Le gouvernement indien a officiellement annoncé la rupture de sa participation au traité de partage des eaux de l’Indus avec le Pakistan, invoquant le soutien continu d’Islamabad à ce qu’il qualifie de terrorisme transfrontalier. Ce revirement marque un tournant majeur dans les relations déjà explosives entre les deux puissances nucléaires d’Asie du Sud.
Signé en 1960 sous l’égide de la Banque mondiale, le traité de l’Indus est l’un des rares accords bilatéraux à avoir survécu à plusieurs guerres entre les deux pays. Il garantit un partage équitable des eaux de six rivières majeures du bassin de l’Indus : les trois de l’ouest (l’Indus, le Jhelum et la Chenab) revenant au Pakistan, et les trois de l’est (le Ravi, le Beas et le Sutlej) à l’Inde. Ce traité permet à New Delhi de construire des barrages et d’utiliser les eaux à des fins agricoles et hydroélectriques, à condition de ne pas en interrompre le flux vers le Pakistan.
Pourtant, face à l’attentat sanglant de Pahalgam, qui a fait 26 morts le 22 avril dans le Cachemire indien, la position de l’Inde a radicalement changé. Accusant Islamabad d’avoir orchestré ou soutenu l’attaque via des groupes extrémistes implantés au Pakistan, le ministre indien des Affaires extérieures, Subrahmanyam Jaishankar, a déclaré jeudi que « le traité est suspendu et le restera jusqu’à ce que le Pakistan mette un terme crédible et irrévocable au terrorisme transfrontalier ».
En réponse à l’attentat, l’Inde a lancé dans la nuit du 6 au 7 mai une série de frappes ciblées sur des sites situés au Pakistan, accusés d’abriter les infrastructures du groupe jihadiste suspecté. Le Pakistan a riposté par des tirs de missiles, provoquant un affrontement militaire meurtrier, le plus grave depuis la guerre de Kargil en 1999. Bien qu’un cessez-le-feu ait été signé le 10 mai, la tension reste palpable, les deux pays poursuivant une guerre verbale alimentée par les accusations et les démonstrations de force.
En agitant la menace de couper ou de restreindre l’eau à destination du Pakistan, New Delhi change de paradigme stratégique. L’eau, jusqu’ici considérée comme un bien commun malgré les différends frontaliers, devient désormais un instrument de pression politique.

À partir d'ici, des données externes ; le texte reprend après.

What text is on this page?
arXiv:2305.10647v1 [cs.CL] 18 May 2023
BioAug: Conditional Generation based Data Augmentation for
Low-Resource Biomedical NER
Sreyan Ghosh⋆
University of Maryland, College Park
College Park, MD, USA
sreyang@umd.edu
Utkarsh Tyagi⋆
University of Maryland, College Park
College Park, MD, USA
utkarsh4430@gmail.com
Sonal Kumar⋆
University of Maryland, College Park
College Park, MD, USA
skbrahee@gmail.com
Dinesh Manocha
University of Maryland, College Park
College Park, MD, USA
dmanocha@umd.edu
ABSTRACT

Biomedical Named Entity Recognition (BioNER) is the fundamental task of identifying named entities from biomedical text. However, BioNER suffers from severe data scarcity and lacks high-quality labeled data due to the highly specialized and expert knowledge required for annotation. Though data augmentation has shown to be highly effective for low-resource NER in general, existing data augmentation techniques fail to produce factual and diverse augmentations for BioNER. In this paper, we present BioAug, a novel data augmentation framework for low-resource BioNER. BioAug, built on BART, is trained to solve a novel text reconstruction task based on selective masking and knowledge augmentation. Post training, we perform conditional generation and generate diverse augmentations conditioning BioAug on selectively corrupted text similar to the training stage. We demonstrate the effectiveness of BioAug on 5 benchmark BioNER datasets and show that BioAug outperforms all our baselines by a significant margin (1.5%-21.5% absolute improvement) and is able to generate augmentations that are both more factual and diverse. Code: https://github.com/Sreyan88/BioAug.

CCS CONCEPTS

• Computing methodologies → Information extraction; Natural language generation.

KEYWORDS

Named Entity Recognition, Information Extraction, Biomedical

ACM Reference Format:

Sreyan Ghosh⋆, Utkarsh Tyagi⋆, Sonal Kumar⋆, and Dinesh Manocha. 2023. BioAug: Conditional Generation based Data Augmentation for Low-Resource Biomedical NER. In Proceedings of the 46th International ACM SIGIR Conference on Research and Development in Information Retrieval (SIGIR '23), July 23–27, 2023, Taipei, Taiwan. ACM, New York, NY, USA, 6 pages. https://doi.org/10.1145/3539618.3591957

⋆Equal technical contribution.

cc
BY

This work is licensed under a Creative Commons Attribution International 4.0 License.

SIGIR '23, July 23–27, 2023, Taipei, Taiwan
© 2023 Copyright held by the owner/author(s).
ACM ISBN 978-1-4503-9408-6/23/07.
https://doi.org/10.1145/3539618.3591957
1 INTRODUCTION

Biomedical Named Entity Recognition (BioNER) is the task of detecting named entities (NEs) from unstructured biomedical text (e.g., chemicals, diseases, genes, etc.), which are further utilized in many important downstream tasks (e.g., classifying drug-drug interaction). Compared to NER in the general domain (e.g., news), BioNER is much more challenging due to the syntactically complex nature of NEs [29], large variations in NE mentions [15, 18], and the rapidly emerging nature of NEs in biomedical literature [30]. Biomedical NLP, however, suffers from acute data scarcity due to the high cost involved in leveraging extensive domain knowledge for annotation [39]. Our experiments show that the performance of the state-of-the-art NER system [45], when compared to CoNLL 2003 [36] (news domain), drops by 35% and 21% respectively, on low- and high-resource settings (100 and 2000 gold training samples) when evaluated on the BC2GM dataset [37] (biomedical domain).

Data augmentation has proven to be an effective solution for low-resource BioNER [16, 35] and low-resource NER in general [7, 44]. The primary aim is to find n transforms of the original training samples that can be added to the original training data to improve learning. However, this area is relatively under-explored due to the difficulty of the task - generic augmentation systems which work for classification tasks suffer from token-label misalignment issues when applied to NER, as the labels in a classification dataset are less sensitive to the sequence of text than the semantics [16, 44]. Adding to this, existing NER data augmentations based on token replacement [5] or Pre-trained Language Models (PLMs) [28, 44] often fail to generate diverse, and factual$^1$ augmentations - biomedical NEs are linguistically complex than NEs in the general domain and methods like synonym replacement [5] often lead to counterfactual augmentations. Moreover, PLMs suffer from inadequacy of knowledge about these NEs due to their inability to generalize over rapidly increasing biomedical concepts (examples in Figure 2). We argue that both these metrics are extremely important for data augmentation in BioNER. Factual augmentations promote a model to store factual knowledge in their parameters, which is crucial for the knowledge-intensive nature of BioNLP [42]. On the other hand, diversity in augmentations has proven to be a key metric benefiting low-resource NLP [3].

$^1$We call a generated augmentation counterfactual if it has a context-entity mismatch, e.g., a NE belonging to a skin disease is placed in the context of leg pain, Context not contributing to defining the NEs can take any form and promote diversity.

Le Premier ministre Narendra Modi, dans un discours tenu peu avant les frappes, avait déjà laissé entendre que « chaque goutte d’eau qui naît en Inde doit servir d’abord à ses citoyens », mettant en garde le Pakistan contre un usage de la violence qui pourrait remettre en cause l’équilibre hydrique de la région.

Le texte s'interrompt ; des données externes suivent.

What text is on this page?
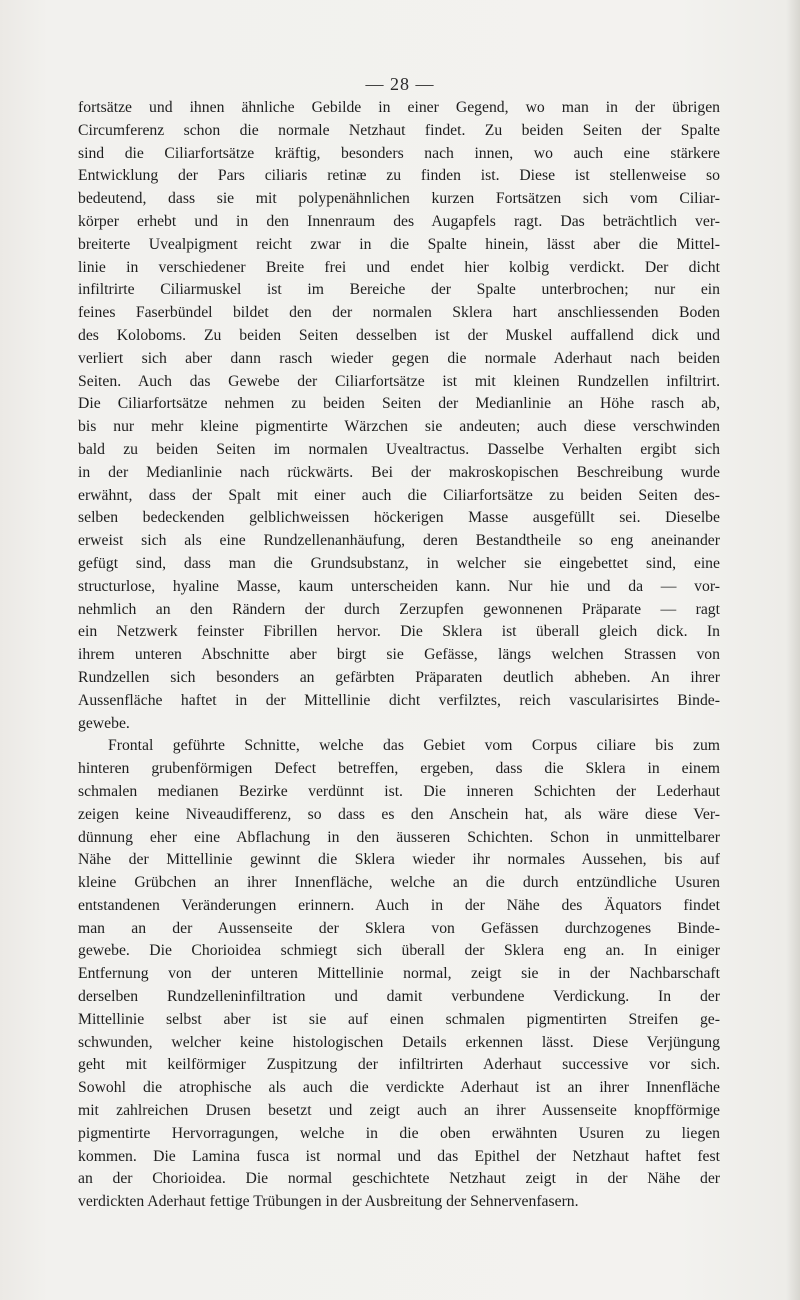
— 28 —
fortsätze und ihnen ähnliche Gebilde in einer Gegend, wo man in der übrigen
Circumferenz schon die normale Netzhaut findet. Zu beiden Seiten der Spalte
sind die Ciliarfortsätze kräftig, besonders nach innen, wo auch eine stärkere
Entwicklung der Pars ciliaris retinæ zu finden ist. Diese ist stellenweise so
bedeutend, dass sie mit polypenähnlichen kurzen Fortsätzen sich vom Ciliar-
körper erhebt und in den Innenraum des Augapfels ragt. Das beträchtlich ver-
breiterte Uvealpigment reicht zwar in die Spalte hinein, lässt aber die Mittel-
linie in verschiedener Breite frei und endet hier kolbig verdickt. Der dicht
infiltrirte Ciliarmuskel ist im Bereiche der Spalte unterbrochen; nur ein
feines Faserbündel bildet den der normalen Sklera hart anschliessenden Boden
des Koloboms. Zu beiden Seiten desselben ist der Muskel auffallend dick und
verliert sich aber dann rasch wieder gegen die normale Aderhaut nach beiden
Seiten. Auch das Gewebe der Ciliarfortsätze ist mit kleinen Rundzellen infiltrirt.
Die Ciliarfortsätze nehmen zu beiden Seiten der Medianlinie an Höhe rasch ab,
bis nur mehr kleine pigmentirte Wärzchen sie andeuten; auch diese verschwinden
bald zu beiden Seiten im normalen Uvealtractus. Dasselbe Verhalten ergibt sich
in der Medianlinie nach rückwärts. Bei der makroskopischen Beschreibung wurde
erwähnt, dass der Spalt mit einer auch die Ciliarfortsätze zu beiden Seiten des-
selben bedeckenden gelblichweissen höckerigen Masse ausgefüllt sei. Dieselbe
erweist sich als eine Rundzellenanhäufung, deren Bestandtheile so eng aneinander
gefügt sind, dass man die Grundsubstanz, in welcher sie eingebettet sind, eine
structurlose, hyaline Masse, kaum unterscheiden kann. Nur hie und da — vor-
nehmlich an den Rändern der durch Zerzupfen gewonnenen Präparate — ragt
ein Netzwerk feinster Fibrillen hervor. Die Sklera ist überall gleich dick. In
ihrem unteren Abschnitte aber birgt sie Gefässe, längs welchen Strassen von
Rundzellen sich besonders an gefärbten Präparaten deutlich abheben. An ihrer
Aussenfläche haftet in der Mittellinie dicht verfilztes, reich vascularisirtes Binde-
gewebe.
Frontal geführte Schnitte, welche das Gebiet vom Corpus ciliare bis zum
hinteren grubenförmigen Defect betreffen, ergeben, dass die Sklera in einem
schmalen medianen Bezirke verdünnt ist. Die inneren Schichten der Lederhaut
zeigen keine Niveaudifferenz, so dass es den Anschein hat, als wäre diese Ver-
dünnung eher eine Abflachung in den äusseren Schichten. Schon in unmittelbarer
Nähe der Mittellinie gewinnt die Sklera wieder ihr normales Aussehen, bis auf
kleine Grübchen an ihrer Innenfläche, welche an die durch entzündliche Usuren
entstandenen Veränderungen erinnern. Auch in der Nähe des Äquators findet
man an der Aussenseite der Sklera von Gefässen durchzogenes Binde-
gewebe. Die Chorioidea schmiegt sich überall der Sklera eng an. In einiger
Entfernung von der unteren Mittellinie normal, zeigt sie in der Nachbarschaft
derselben Rundzelleninfiltration und damit verbundene Verdickung. In der
Mittellinie selbst aber ist sie auf einen schmalen pigmentirten Streifen ge-
schwunden, welcher keine histologischen Details erkennen lässt. Diese Verjüngung
geht mit keilförmiger Zuspitzung der infiltrirten Aderhaut successive vor sich.
Sowohl die atrophische als auch die verdickte Aderhaut ist an ihrer Innenfläche
mit zahlreichen Drusen besetzt und zeigt auch an ihrer Aussenseite knopfförmige
pigmentirte Hervorragungen, welche in die oben erwähnten Usuren zu liegen
kommen. Die Lamina fusca ist normal und das Epithel der Netzhaut haftet fest
an der Chorioidea. Die normal geschichtete Netzhaut zeigt in der Nähe der
verdickten Aderhaut fettige Trübungen in der Ausbreitung der Sehnervenfasern.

Le Penjab pakistanais, région agricole vitale et grande bénéficiaire du traité de l’Indus, pourrait être lourdement affecté si les restrictions devenaient effectives. Une réduction significative du débit d’eau aurait un impact direct sur l’agriculture, l’alimentation et la stabilité socio-économique du Pakistan, qui dépend des rivières pour irriguer ses terres fertiles.
Cette décision de l’Inde soulève une inquiétude croissante au sein de la communauté internationale. Des diplomates de l’ONU et des pays tiers ont exprimé leur crainte de voir ce conflit hydrique dégénérer en une crise régionale à grande échelle. Le traité de l’Indus était considéré comme un exemple de diplomatie durable, même dans des contextes de guerre. Sa suspension ouvre la voie à une instrumentalisation des ressources naturelles dans les conflits internationaux, ce qui pourrait créer un précédent dangereux.
Le Pakistan, de son côté, rejette en bloc les accusations de l’Inde. Il qualifie la suspension du traité d’« acte d’agression environnementale » et appelle la communauté internationale à intervenir pour préserver l’un des derniers filets de sécurité diplomatique entre les deux pays. Islamabad pourrait également faire appel à la Cour internationale de justice ou à la Banque mondiale, garante historique du traité.
Mais pour l’instant, New Delhi campe sur sa position, exigeant des preuves concrètes d’un désengagement pakistanais du soutien aux groupes extrémistes. Cette condition, jugée irréaliste par plusieurs analystes, rend improbable un retour rapide au dialogue sur le dossier hydraulique.
Depuis leur indépendance en 1947, l’Inde et le Pakistan n’ont jamais réussi à bâtir une relation de confiance durable, chacun soupçonnant l’autre de déstabiliser la région. Le Cachemire, région disputée et hautement militarisée, reste le principal foyer de discorde. La suspension du traité de l’Indus, dans ce contexte, pourrait bien être le prélude à une nouvelle forme de confrontation durable, où la guerre ne se limite plus aux armes, mais se prolonge désormais dans les canaux d’irrigation et les débits des rivières.